In November, the regulator published a series of changes to Sipp capital requirements designed to provide greater protection for investors.
One of the FSA’s proposals would see a firm’s capital requirement linked to assets under administration rather than expenditure.
In its response, Sipp trade body the Association of Member-directed Pension Schemes warned the proposal may fail to provide adequate protection to consumers.
Hornbuckle senior executive White accuses providers of being “self-serving” in their opposition to the reforms.
White says: “Some of the push back from the Sipp market has been very disappointing and looks self-serving, rather than focusing on what the regulator is trying to achieve.
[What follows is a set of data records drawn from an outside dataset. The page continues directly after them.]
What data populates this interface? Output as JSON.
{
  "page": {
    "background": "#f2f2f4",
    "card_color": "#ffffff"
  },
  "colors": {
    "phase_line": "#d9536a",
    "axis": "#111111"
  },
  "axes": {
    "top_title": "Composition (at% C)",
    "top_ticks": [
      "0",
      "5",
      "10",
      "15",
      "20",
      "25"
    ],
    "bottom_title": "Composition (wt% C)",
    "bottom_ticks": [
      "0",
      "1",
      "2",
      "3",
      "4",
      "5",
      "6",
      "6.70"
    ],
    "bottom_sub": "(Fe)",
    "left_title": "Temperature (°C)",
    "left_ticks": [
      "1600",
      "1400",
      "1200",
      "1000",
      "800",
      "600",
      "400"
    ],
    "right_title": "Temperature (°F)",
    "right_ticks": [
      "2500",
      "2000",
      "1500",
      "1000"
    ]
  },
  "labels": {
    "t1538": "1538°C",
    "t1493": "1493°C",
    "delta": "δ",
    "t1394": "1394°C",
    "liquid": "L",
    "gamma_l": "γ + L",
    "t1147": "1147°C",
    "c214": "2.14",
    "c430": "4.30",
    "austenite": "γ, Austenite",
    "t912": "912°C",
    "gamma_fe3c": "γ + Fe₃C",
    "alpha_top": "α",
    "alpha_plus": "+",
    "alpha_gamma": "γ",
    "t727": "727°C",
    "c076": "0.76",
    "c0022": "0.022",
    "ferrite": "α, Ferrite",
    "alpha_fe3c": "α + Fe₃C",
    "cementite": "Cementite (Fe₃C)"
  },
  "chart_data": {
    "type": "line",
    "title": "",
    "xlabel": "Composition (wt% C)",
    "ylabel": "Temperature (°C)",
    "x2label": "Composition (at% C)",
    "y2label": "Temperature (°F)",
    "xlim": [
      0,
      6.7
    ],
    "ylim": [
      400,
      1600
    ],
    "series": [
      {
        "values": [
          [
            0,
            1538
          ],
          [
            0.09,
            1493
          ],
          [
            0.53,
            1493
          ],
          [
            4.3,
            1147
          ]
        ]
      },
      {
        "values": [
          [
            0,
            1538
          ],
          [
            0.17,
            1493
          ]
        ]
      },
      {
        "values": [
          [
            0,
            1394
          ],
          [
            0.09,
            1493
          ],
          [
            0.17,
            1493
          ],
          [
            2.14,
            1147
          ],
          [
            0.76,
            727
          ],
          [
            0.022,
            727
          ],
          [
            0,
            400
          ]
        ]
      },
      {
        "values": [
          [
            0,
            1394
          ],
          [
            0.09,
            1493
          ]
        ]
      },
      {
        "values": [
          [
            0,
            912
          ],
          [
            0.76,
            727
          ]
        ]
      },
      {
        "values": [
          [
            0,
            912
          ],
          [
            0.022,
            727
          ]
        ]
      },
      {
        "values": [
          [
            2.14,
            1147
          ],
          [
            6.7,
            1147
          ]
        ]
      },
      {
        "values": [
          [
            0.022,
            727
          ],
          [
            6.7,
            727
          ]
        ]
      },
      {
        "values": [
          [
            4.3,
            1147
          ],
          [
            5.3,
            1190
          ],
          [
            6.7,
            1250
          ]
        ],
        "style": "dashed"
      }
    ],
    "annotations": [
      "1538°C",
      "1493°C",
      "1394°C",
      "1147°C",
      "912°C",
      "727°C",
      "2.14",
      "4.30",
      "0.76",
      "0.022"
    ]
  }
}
“Given the regulator’s concern is around liquidity, then linking capital requirements to assets under administration is the right approach.”
Amps chairman Andrew Roberts says: “The choice of using AUA as the key metric rather than expenditure or number of Sipps has practical issues and the clear danger that the capital requirement could fall when consumers need to rely on it the most.
“Our alternative of using the number of Sipps as the key metric would result in a higher requirement for some operators than the FSA’s proposal, demonstrating that the thought process Amps used had the consumer at heart.”